Article 52 (c) of the Liberian Constitution states that “no person shall be eligible to hold the office of president or vice president unless that person is resident in the Republic ten years prior to his election.” Last month’s referendum to change the requirement to five years failed. Sayma Syrenius Cephus, lawyer for the Concerned Citizens of Liberia, said the election commission violated the constitution when it certified the 16 candidates.
Liberia’s final list of candidates for the West African nation’s October elections has been published with 16 candidates vying for the presidential seat. President Ellen Johnson Sirleaf, who took power nearly six years ago, is among the three female presidential candidates.
Sirleaf’s main contender is fellow Harvard University graduate Winston Tubman from the Congress for Democratic Change and ex-soccer star George Weah.
Liberian voters have rejected a raft of highly contested constitutional changes at a referendum, the electoral commission announced Wednesday. The stickiest proposed change was to shorten from 10 to five consecutive years the amount of time that presidential and vice-presidential candidates would be required to have lived in Liberia.
The existing clause was suspended in 2005 elections as most candidates had just recently returned from post-war exile.
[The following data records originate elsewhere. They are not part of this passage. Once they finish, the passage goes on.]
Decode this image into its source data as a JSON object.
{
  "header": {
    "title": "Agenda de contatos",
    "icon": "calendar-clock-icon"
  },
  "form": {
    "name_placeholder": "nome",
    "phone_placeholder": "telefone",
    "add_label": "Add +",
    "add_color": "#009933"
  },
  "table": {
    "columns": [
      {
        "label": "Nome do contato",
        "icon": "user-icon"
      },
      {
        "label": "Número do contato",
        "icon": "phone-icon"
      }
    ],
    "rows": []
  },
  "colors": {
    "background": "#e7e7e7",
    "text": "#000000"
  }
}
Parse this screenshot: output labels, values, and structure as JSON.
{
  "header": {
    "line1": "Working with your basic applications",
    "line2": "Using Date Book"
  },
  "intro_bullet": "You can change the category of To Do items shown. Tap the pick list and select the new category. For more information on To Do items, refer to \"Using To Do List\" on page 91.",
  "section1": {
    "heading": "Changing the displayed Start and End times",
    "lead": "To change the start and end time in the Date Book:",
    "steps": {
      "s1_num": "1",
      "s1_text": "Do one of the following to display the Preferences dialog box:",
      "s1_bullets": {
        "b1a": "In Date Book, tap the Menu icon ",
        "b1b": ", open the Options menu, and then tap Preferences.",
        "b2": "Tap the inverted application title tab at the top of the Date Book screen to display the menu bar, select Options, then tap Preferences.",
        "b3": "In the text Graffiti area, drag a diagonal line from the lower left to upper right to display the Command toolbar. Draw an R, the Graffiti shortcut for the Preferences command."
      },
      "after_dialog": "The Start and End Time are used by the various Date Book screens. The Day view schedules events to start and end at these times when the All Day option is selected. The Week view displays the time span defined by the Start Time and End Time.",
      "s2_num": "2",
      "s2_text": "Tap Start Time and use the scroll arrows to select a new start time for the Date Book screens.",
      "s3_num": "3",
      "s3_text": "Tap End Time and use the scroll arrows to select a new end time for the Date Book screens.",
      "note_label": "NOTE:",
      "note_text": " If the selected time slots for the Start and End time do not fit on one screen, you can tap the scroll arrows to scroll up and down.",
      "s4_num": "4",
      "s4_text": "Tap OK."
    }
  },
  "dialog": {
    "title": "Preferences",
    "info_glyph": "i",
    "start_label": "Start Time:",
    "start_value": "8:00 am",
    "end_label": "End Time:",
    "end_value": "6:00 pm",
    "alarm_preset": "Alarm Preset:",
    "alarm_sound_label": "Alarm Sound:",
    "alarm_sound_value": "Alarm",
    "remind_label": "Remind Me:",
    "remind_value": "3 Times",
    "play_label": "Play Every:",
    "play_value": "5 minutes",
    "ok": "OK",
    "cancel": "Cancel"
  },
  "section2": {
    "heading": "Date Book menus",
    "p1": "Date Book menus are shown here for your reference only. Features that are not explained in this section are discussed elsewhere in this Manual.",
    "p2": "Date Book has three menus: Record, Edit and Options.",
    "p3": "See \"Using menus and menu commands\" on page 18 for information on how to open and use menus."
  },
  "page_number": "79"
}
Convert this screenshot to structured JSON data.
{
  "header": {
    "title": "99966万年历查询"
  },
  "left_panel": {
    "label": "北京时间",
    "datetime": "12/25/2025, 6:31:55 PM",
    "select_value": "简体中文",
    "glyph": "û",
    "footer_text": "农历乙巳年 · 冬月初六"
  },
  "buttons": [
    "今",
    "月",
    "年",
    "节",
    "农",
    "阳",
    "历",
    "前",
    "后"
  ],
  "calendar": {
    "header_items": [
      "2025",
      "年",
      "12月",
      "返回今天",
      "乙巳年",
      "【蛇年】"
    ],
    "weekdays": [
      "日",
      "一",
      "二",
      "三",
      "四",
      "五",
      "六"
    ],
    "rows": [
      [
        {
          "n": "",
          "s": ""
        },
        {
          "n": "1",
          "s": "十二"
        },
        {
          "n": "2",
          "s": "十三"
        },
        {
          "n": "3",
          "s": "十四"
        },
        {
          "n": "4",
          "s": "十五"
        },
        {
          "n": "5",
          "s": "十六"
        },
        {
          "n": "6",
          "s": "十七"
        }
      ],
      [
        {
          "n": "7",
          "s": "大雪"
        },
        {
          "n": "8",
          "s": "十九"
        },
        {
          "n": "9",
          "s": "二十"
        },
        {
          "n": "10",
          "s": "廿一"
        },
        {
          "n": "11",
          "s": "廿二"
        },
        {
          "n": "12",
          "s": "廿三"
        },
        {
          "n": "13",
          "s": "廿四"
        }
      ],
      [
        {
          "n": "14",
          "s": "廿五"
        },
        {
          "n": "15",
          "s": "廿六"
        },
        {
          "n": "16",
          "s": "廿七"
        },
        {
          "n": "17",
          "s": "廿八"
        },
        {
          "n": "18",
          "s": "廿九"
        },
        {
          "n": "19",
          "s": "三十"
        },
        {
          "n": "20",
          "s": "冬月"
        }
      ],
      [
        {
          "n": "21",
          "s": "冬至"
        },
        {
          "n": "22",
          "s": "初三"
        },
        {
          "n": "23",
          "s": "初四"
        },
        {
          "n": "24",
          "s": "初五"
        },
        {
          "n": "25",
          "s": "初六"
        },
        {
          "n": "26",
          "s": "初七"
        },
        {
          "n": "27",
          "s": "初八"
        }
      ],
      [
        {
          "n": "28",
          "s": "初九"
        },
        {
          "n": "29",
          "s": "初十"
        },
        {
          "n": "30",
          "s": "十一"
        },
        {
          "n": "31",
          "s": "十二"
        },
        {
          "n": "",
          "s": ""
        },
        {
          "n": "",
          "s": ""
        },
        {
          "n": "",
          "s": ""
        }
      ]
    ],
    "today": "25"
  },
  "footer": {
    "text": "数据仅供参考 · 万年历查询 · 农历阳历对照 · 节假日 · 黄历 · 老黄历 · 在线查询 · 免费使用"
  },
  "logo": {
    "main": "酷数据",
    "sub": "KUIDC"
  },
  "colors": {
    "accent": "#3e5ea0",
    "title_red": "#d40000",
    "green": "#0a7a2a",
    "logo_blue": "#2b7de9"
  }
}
While more of those who turned out to vote in the referendum on August 23 backed the move than opposed it, by 292,318 votes to 246,473, the measure was nonetheless defeated as the ‘yes’ vote fell short of the necessary threshold of two-thirds of votes cast.
In Liberia, the main opposition Congress for Democratic Change party is boycotting this month’s constitutional referendum, in part, because it questions the neutrality of Electoral Commission chairman James Fromayan, a long-time supporter of President Ellen Johnson Sirleaf.
Fromayan says he set aside party affiliation on taking charge of the electoral commission and could not influence the outcome of a vote even if he wanted to, because results are read out at each polling station. “I can’t add one or subtract one from whatever result that comes because people will notice it,” Fromayan said. “They already know, have the results, sometimes they have the results before we can come to announce it.”